Now that you know the why, and the who, it’s time to talk about how you progress as a guild. I’ve missed out a few steps here (and I will go back to them in future articles), but the question that most often plagues me as a guild leader is: What do I do now? You have a choice to make, and you have to make the right choice in a timely fashion.
This could be something as simple as ‘Do we go to A or B instance?’ but in the grand scale of things, as the leader of the guild (and the raid) you’re going to be the sole decision maker during your (hopefully long) reign. The number of times I’ve wished someone was there to help me make a decision is uncomfortably large; and we’re not talking 1 or 2 decisions a day, we’re talking 50, 100 or 200 little decisions each and every raid. Let me give you a brief example:
Do you wipe another time on that boss encounter, or do you give up for the night? If you stop now, have you spared some guild morale? Maybe you would’ve killed him on the next attempt? Are you going to lose to another guild if you don’t stay an extra hour? Will that extra hour cause unrest amongst the workers in your guild that must be up early in the morning? If you give up, maybe you’ll upset The Killers that are only there for the kill, the fresh taste of blood.

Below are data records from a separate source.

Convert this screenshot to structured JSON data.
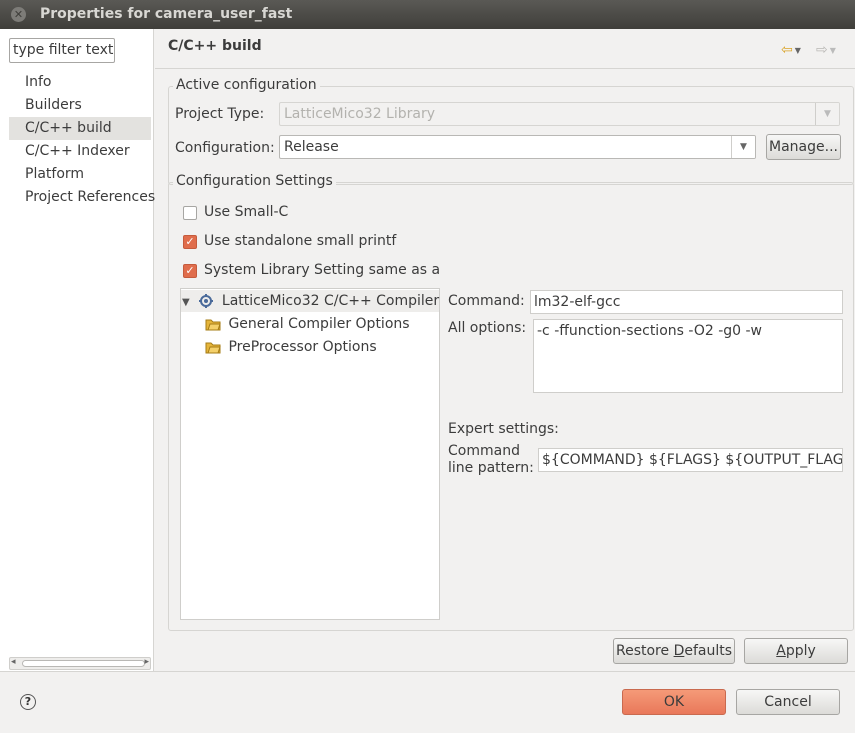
{
  "window": {
    "title": "Properties for camera_user_fast"
  },
  "left": {
    "filter_placeholder": "type filter text",
    "items": [
      "Info",
      "Builders",
      "C/C++ build",
      "C/C++ Indexer",
      "Platform",
      "Project References"
    ]
  },
  "page": {
    "title": "C/C++ build"
  },
  "active": {
    "label": "Active configuration",
    "project_type_label": "Project Type:",
    "project_type_value": "LatticeMico32 Library",
    "configuration_label": "Configuration:",
    "configuration_value": "Release",
    "manage_label": "Manage..."
  },
  "settings": {
    "label": "Configuration Settings",
    "checks": [
      {
        "label": "Use Small-C",
        "checked": false
      },
      {
        "label": "Use standalone small printf",
        "checked": true
      },
      {
        "label": "System Library Setting same as app",
        "checked": true
      }
    ],
    "tree": {
      "root": "LatticeMico32 C/C++ Compiler",
      "children": [
        "General Compiler Options",
        "PreProcessor Options"
      ]
    },
    "command_label": "Command:",
    "command_value": "lm32-elf-gcc",
    "all_options_label": "All options:",
    "all_options_value": "-c -ffunction-sections -O2 -g0 -w",
    "expert_label": "Expert settings:",
    "pattern_label_1": "Command",
    "pattern_label_2": "line pattern:",
    "pattern_value": "${COMMAND} ${FLAGS} ${OUTPUT_FLAG}${OUTPUT_PREFIX}${OUTPUT}"
  },
  "buttons": {
    "restore_pre": "Restore ",
    "restore_u": "D",
    "restore_post": "efaults",
    "apply_u": "A",
    "apply_post": "pply",
    "ok": "OK",
    "cancel": "Cancel"
  },
  "colors": {
    "accent": "#e9785a",
    "check": "#e06d4c",
    "folder": "#e5b53b"
  }
}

And that’s just one decision! By the end of this article, if you’re a guild or raid leader, you’ll have a much better idea of the _best_ choices to make for the ongoing survival and progress of your guild. If you’re not a raid leader, perhaps by the end of this article you’ll appreciate why us raid leaders always look like we’ve only got 3 blood vessels left – it’s because we do only have 3 blood vessels left — the others were lost in Tempest Keep and Naxxramas…

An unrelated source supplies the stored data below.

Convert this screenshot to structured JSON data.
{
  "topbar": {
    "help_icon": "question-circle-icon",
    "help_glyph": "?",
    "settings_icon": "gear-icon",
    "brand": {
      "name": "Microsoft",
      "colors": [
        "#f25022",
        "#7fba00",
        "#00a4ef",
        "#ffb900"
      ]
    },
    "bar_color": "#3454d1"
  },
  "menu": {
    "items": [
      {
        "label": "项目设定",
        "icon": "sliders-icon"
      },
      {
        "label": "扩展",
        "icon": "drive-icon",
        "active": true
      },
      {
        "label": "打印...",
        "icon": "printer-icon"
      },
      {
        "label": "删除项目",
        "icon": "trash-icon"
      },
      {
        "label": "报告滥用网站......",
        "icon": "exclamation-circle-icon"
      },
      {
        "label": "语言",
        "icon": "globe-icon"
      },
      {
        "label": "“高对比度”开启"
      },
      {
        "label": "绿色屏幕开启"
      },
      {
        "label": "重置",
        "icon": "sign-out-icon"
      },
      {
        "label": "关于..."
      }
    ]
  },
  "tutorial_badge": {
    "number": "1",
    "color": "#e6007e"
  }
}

I’m going to assume, for the sake of brevity and simplicity that the guild leader is a tyrant. I don’t mean that in a bad way, I just mean that you are the sole leader of a guild and that there is little or no bureaucracy in the decision making process. Being able to make snap decisions can be vital to the continuing success of your guild, and ultimately… progress!
Types of Decision
Before I get into the ‘decision making process’, it’s good to understand what kind of decisions there are. Some have immediate impact and some are much longer-range ‘for the future’, but both will have a long-lasting effect on the guild if you get it wrong. The decisions you make in a guild (and raid) generally boil down into just a few types:
These are decisions that affect the long-term survivability of the guild, from expansion to expansion. Get one of these wrong and you likely won’t see any problems for a while, but when they do finally rear their ugly heads, it’ll be rough going. These will make or break your guild in the long-run.

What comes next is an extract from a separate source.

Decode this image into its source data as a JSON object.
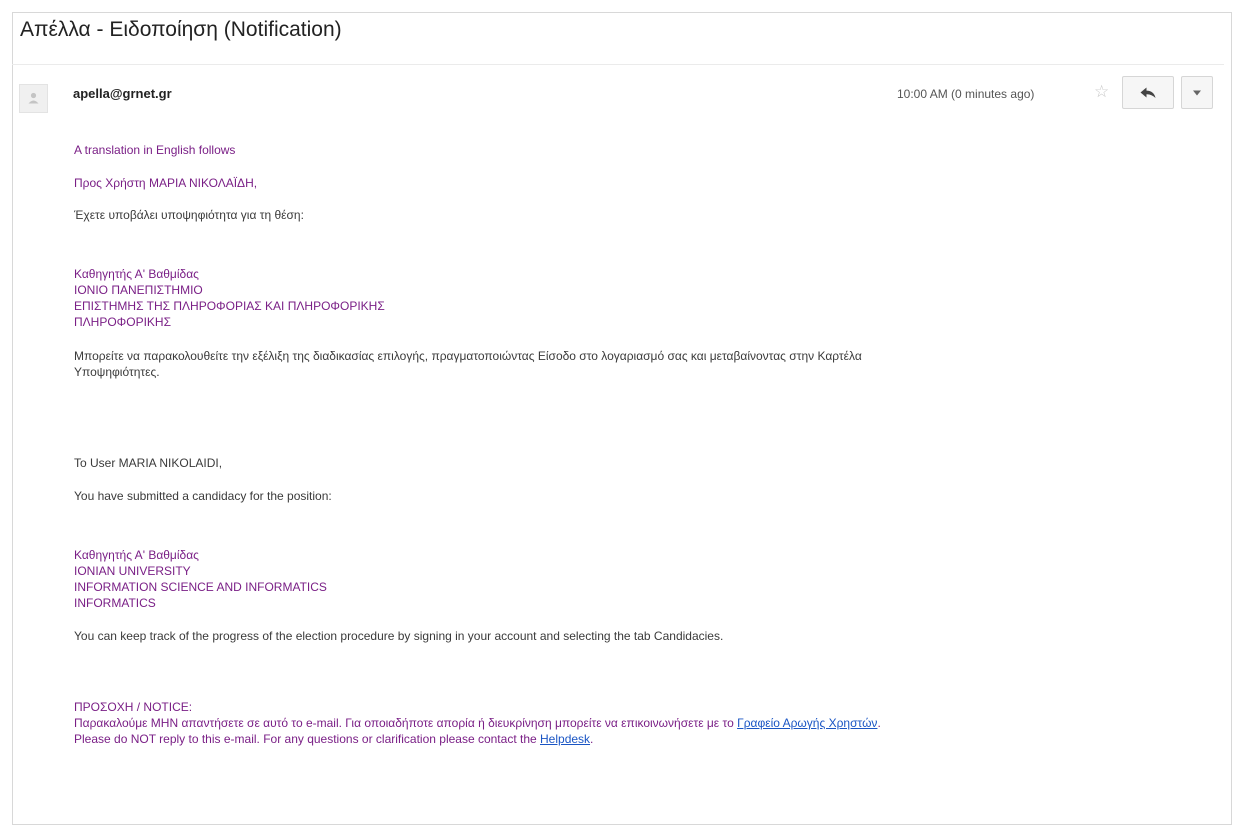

- What DKP system should you use?
- Should you recruit more players before the next dungeon is released?
- Is a particular class officer pulling his or her weight?
Day to day decisions
These are decisions that have more immediate implications. Often these are to do with raiding, as that’s what your guild will often be doing on any given day.
- What kind of raiding schedule should you use?
- What dungeon should you raid?
- How do you decide on who gets invited to raids?
Finally we have the hardest decisions – the ones that you’ll often have to make on your own. These are snap decisions that need to be made within a few seconds. You don’t have the safety of a forum to hide behind for these – you have to decide now, and it better be a good decision! (The example I gave above illustrates a chain of immediate decisions)
- Do you kick a player from the raid?
- Do you deduct DKP from a player when they make a mistake?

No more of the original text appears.